Description
Propose to make RCEIL the default for MXFP scale derivation.
RCEIL is targeting to optimize the MXFP E8 scale factor w.r.t the ratio of block_amax / dtype_max
. An example formula is: X_E8 = to_e8(ceil(log2(block_amax / dtype_max)))
. Real implementation is achieved through bit manipulation. Nvidia Blackwell architecture has instruction cvt.rp.satfinite.ue8m0x2.f32
. TransformerEngine and CUTLASS have already adopted.
In contract, the OCP spec's ceil formula is X_E8 = to_e8(ceil(log2(block_amax)) - floor(log2(dtype_max)))
.
With block_amax = 150
and dtype_max = float8_e4m3.max = 448
, RCEIL X_E8 = to_e8(ceil(log2(150 / 448))) = 126
while OCP ceil X_E8 = to_e8(ceil(log2(150)) - floor(log2(448))) = 127
.
RCEIL is used to generate the cast-only slide for GTC 2025 to showcase direct-cast with MXFP8 could achieve iso-accuracy as BF16. We have also verified the model training and accuracy across various model sizes and token counts to ensure MXFP8 with RCEIL could achieve iso-accuracy with BF16.
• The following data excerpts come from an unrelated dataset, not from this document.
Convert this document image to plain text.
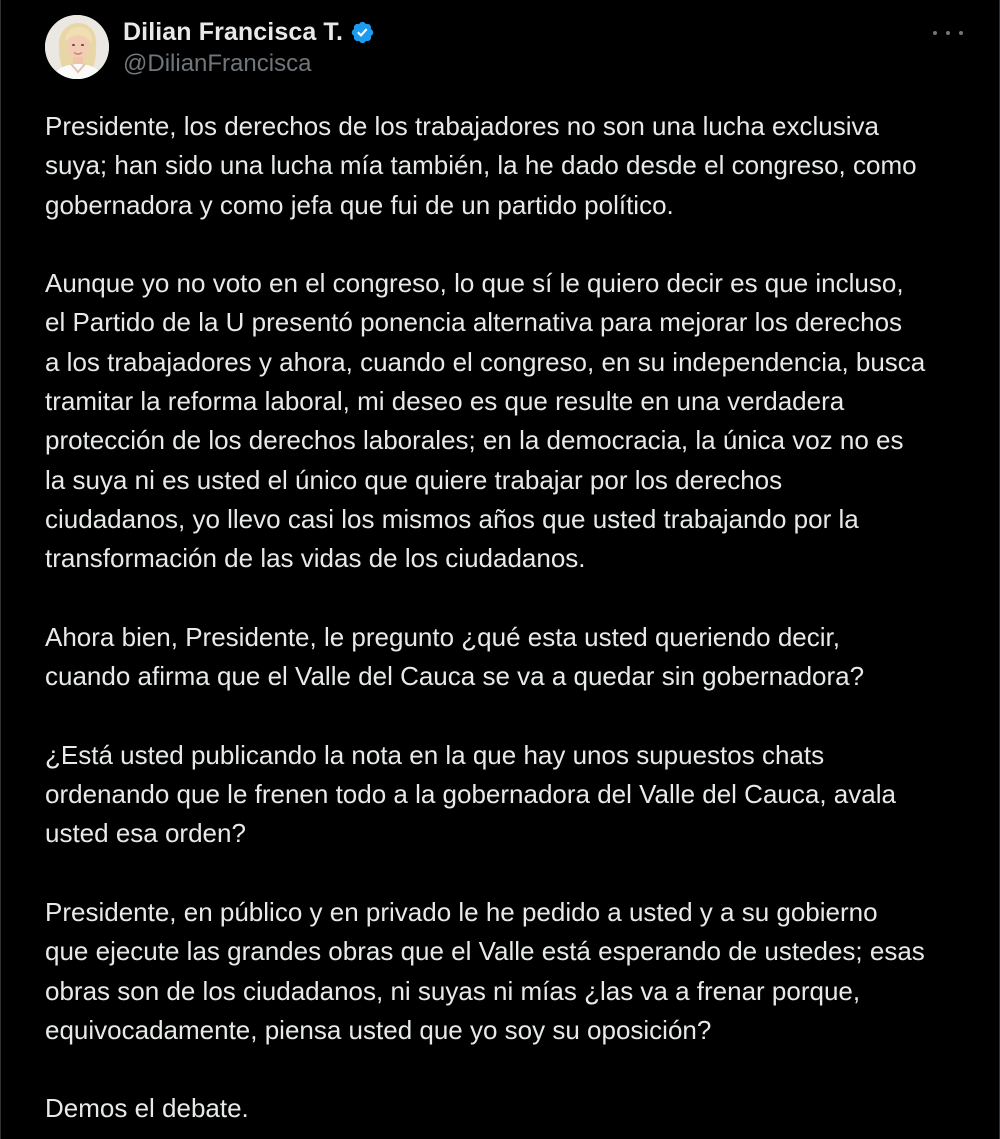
Dilian Francisca T.
@DilianFrancisca

Presidente, los derechos de los trabajadores no son una lucha exclusiva
suya; han sido una lucha mía también, la he dado desde el congreso, como
gobernadora y como jefa que fui de un partido político.

Aunque yo no voto en el congreso, lo que sí le quiero decir es que incluso,
el Partido de la U presentó ponencia alternativa para mejorar los derechos
a los trabajadores y ahora, cuando el congreso, en su independencia, busca
tramitar la reforma laboral, mi deseo es que resulte en una verdadera
protección de los derechos laborales; en la democracia, la única voz no es
la suya ni es usted el único que quiere trabajar por los derechos
ciudadanos, yo llevo casi los mismos años que usted trabajando por la
transformación de las vidas de los ciudadanos.

Ahora bien, Presidente, le pregunto ¿qué esta usted queriendo decir,
cuando afirma que el Valle del Cauca se va a quedar sin gobernadora?

¿Está usted publicando la nota en la que hay unos supuestos chats
ordenando que le frenen todo a la gobernadora del Valle del Cauca, avala
usted esa orden?

Presidente, en público y en privado le he pedido a usted y a su gobierno
que ejecute las grandes obras que el Valle está esperando de ustedes; esas
obras son de los ciudadanos, ni suyas ni mías ¿las va a frenar porque,
equivocadamente, piensa usted que yo soy su oposición?

Demos el debate.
The benefits of using RCEIL as the default is:
- Users could enjoy the hardware acceleration for MXFP scale derivation on Blackwell architecture.
- Users could enjoy cast-only MXFP8 out of the box with torchao to achieve iso-accuracy as BF16 for deployment.
- Users could enjoy iso-accuracy MXFP8 training and downstream task as BF16.